Le premier niveau, en sous-sol, sert de magasin. Il est voûté en plein cintre en s’appuyant, d’un côté, au mur extérieur, et de l’autre, sur un robuste pilier central. Cette construction est à l’épreuve des bombes (celles d’avant la crise de l’obus-torpille), et accessible par un escalier droit pratiqué dans l’épaisseur des murs. Ce premier niveau est percé de six soupiraux à embrasement intérieur sur deux côtés et trois sur les deux autres. Ceux-ci peuvent servir de créneaux de tir pour flanquer le fossé sec. Il comporte quatre pièces, dont un magasin à poudre : « capable de contenir les poudres et les gargousses pour quatre mille coups de canon ou deux cents coups par pièce », un petit atelier : « pouvant contenir une forge, le charbon, les fers, les pièces de rechange, pour réparer les affûts » et un magasin de vivres : « capable de contenir le biscuit, la farine, les légumes, le vin, la viande salée, l’huile, le tabac pour cent vingt hommes pendant vingt jours ». L’une des quatre pièces est en partie occupée par l’emprise de l’escalier de communication intérieur.

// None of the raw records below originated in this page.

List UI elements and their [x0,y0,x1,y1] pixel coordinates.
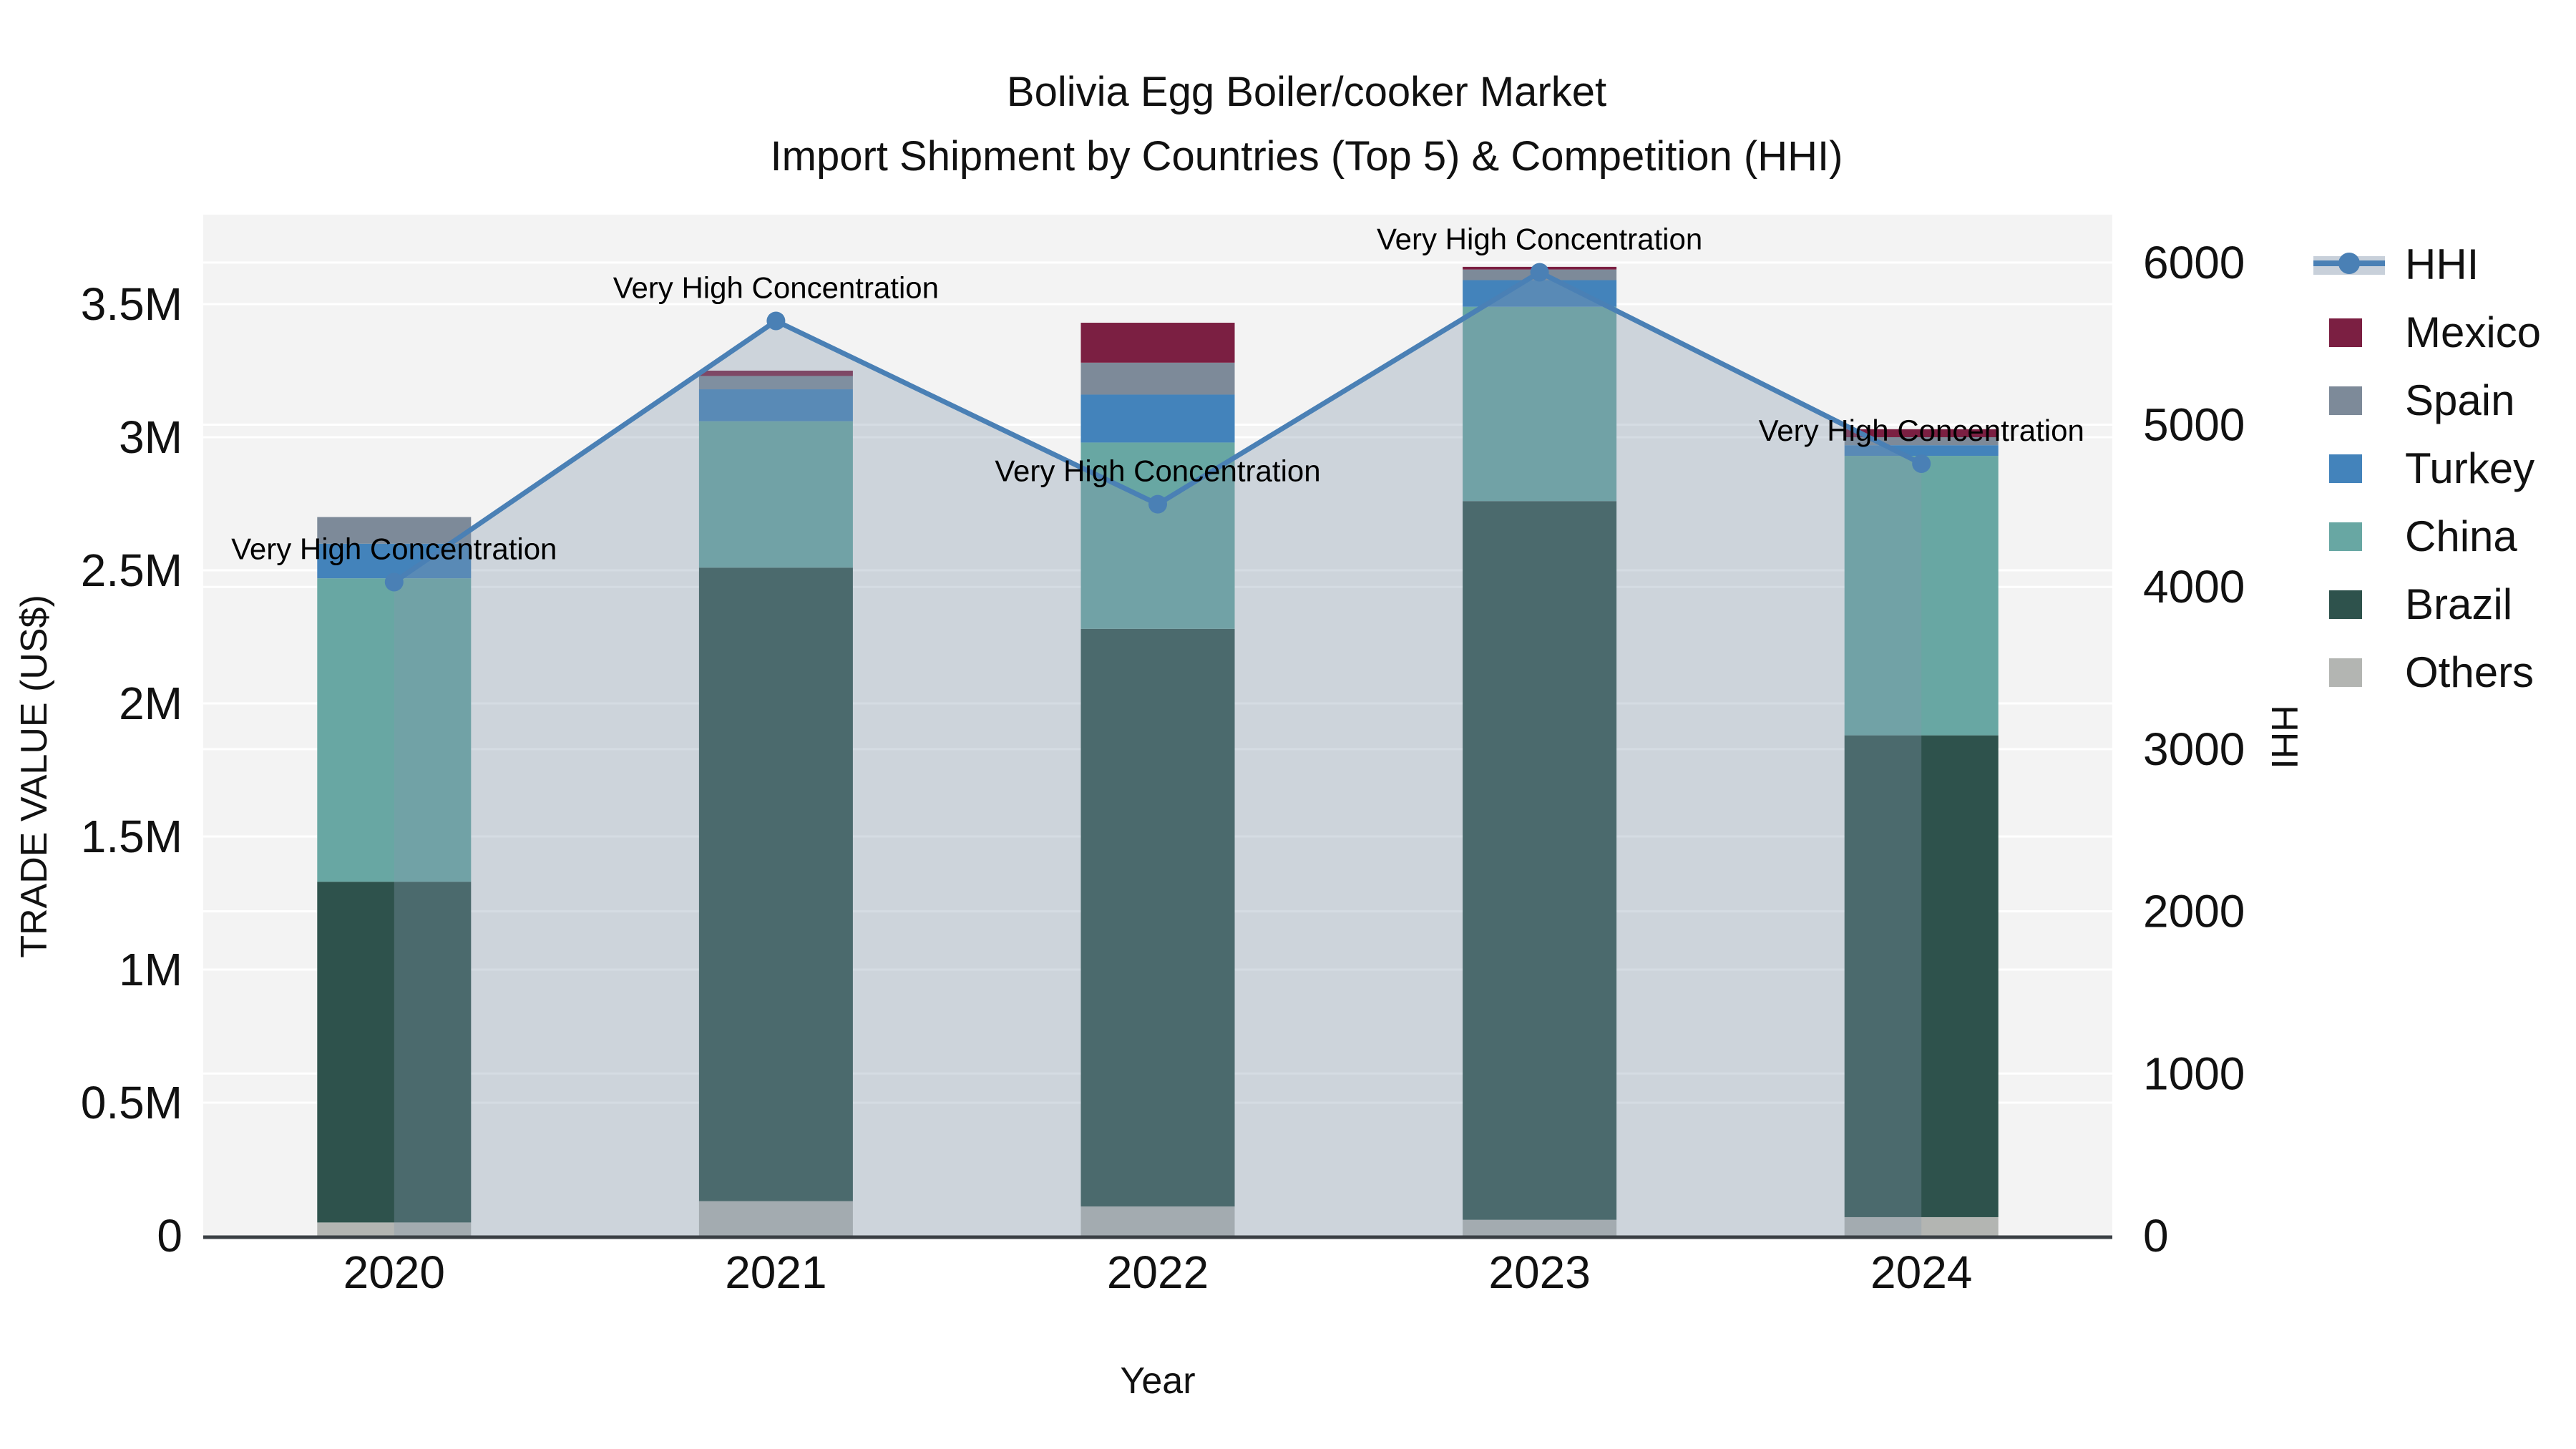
y-tick-left: 1M [119,944,182,995]
x-tick: 2024 [1870,1246,1972,1298]
annotation-2023: Very High Concentration [1377,222,1702,255]
y-tick-right: 1000 [2143,1048,2245,1099]
bar-segment-mexico-2021 [698,370,853,376]
legend-label: Others [2405,648,2534,696]
bar-segment-others-2024 [1844,1216,1999,1236]
legend-swatch-icon [2313,590,2392,619]
y-tick-left: 3.5M [81,278,182,330]
bar-segment-others-2022 [1080,1206,1235,1236]
legend-label: Turkey [2405,444,2535,492]
hhi-marker-2020 [384,572,404,592]
legend-item-china[interactable]: China [2313,502,2541,570]
bar-segment-others-2021 [698,1201,853,1236]
legend-item-others[interactable]: Others [2313,638,2541,706]
legend-item-brazil[interactable]: Brazil [2313,570,2541,638]
y-tick-left: 2.5M [81,545,182,596]
legend-swatch-icon [2313,658,2392,687]
legend-label: Brazil [2405,580,2513,628]
y-tick-left: 3M [119,411,182,463]
bar-segment-others-2023 [1463,1219,1617,1236]
chart-title: Bolivia Egg Boiler/cooker Market [1006,69,1607,115]
y-axis-title-right: HHI [2263,705,2305,769]
bar-segment-spain-2024 [1844,436,1999,446]
y-tick-right: 2000 [2143,886,2245,937]
legend-item-turkey[interactable]: Turkey [2313,434,2541,502]
bar-segment-turkey-2022 [1080,394,1235,443]
bar-segment-spain-2021 [698,376,853,390]
legend: HHI Mexico Spain Turkey China Brazil Others [2313,230,2541,706]
hhi-marker-2024 [1912,454,1931,473]
y-tick-right: 4000 [2143,561,2245,613]
hhi-marker-2022 [1148,494,1167,514]
bar-segment-brazil-2021 [698,567,853,1201]
legend-item-spain[interactable]: Spain [2313,366,2541,434]
bar-segment-others-2020 [317,1222,472,1236]
annotation-2021: Very High Concentration [613,270,939,304]
hhi-area-fill [394,272,1922,1236]
bar-segment-brazil-2023 [1463,501,1617,1220]
bar-segment-china-2021 [698,421,853,568]
y-tick-left: 2M [119,678,182,729]
hhi-line-icon [2313,250,2392,279]
bar-segment-china-2024 [1844,456,1999,736]
x-tick: 2023 [1488,1246,1590,1298]
y-tick-right: 5000 [2143,399,2245,451]
bar-segment-china-2020 [317,578,472,882]
bar-segment-spain-2022 [1080,362,1235,395]
annotation-2020: Very High Concentration [231,532,557,565]
bar-segment-mexico-2022 [1080,323,1235,363]
bar-segment-brazil-2020 [317,882,472,1223]
y-tick-right: 0 [2143,1210,2169,1262]
legend-swatch-icon [2313,386,2392,415]
y-tick-right: 6000 [2143,237,2245,288]
bar-segment-mexico-2024 [1844,429,1999,437]
bar-segment-turkey-2024 [1844,445,1999,457]
legend-item-mexico[interactable]: Mexico [2313,298,2541,366]
chart-title-block: Bolivia Egg Boiler/cooker Market Import … [771,60,1843,189]
y-tick-left: 0.5M [81,1077,182,1128]
y-tick-left: 1.5M [81,811,182,862]
x-tick: 2021 [725,1246,826,1298]
legend-swatch-icon [2313,522,2392,551]
bar-segment-china-2023 [1463,306,1617,502]
x-tick: 2020 [343,1246,445,1298]
legend-label: Mexico [2405,308,2542,356]
legend-label: China [2405,512,2517,560]
annotation-2024: Very High Concentration [1759,414,2084,447]
y-axis-title-left: TRADE VALUE (US$) [14,595,55,958]
bar-segment-spain-2020 [317,517,472,544]
y-tick-right: 3000 [2143,723,2245,775]
hhi-marker-2021 [766,311,786,331]
x-tick: 2022 [1107,1246,1209,1298]
bar-segment-turkey-2021 [698,389,853,421]
x-axis-title: Year [1120,1360,1196,1402]
bar-segment-brazil-2022 [1080,628,1235,1207]
legend-swatch-icon [2313,318,2392,347]
legend-item-hhi[interactable]: HHI [2313,230,2541,298]
y-tick-left: 0 [157,1210,182,1262]
chart-subtitle: Import Shipment by Countries (Top 5) & C… [770,132,1843,180]
legend-label: Spain [2405,376,2515,424]
annotation-2022: Very High Concentration [995,454,1320,488]
legend-label: HHI [2405,240,2479,288]
legend-swatch-icon [2313,454,2392,483]
bar-segment-brazil-2024 [1844,735,1999,1217]
hhi-marker-2023 [1530,263,1549,282]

On peut, éventuellement, disposer d’une citerne en dessous.

Plan du rez-de-chaussée (cave) d’une tour-modèle n°1. On remarque les conduits d’aération chicanés du magasin à poudre et les créneaux de fusillade.

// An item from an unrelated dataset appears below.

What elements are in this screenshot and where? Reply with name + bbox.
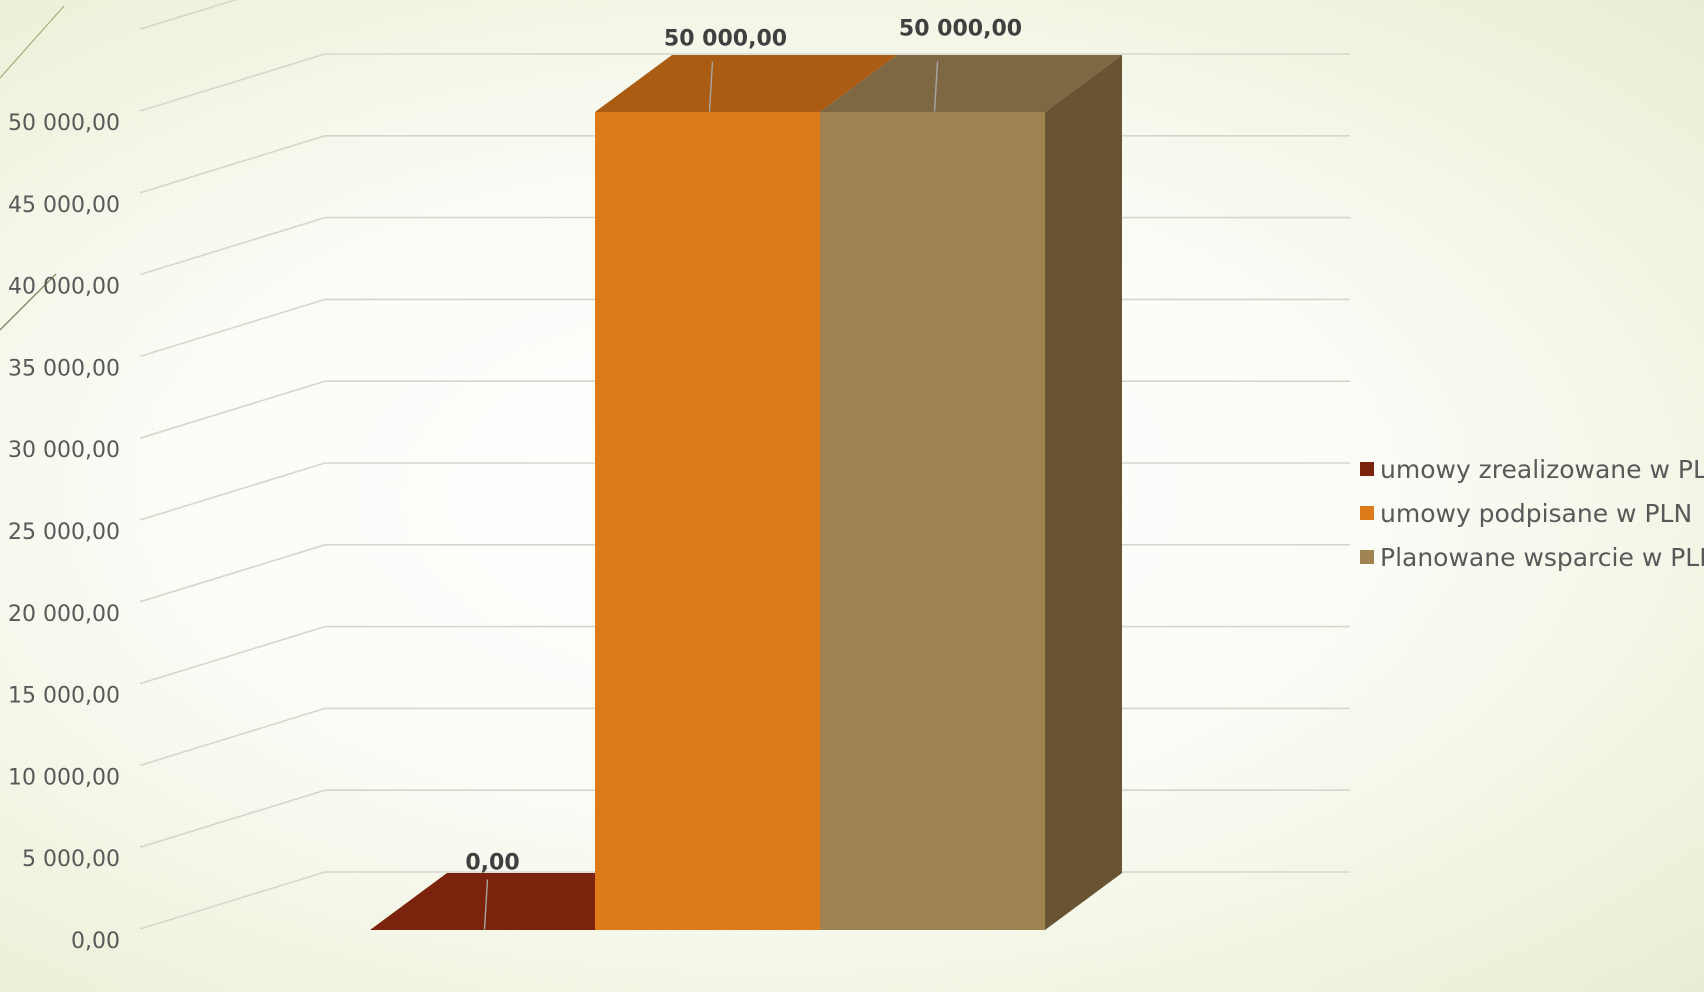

Au deuxième niveau, voûté également à l’épreuve des bombes, se trouve la porte d’entrée précédé d’un pont-levis basculant. Le pont-levis est équilibré par deux contrepoids à translation verticale reliés au tablier par des chaînes de manœuvre passant sur des poulies à gorge logées dans deux passages percés dans le linteau de la porte. En se relevant, il vient s’encastrer entre les deux pilastres, et constitue ainsi une protection extérieure de la porte proprement dite. Ce pont-levis est précédé d’un pont-dormant.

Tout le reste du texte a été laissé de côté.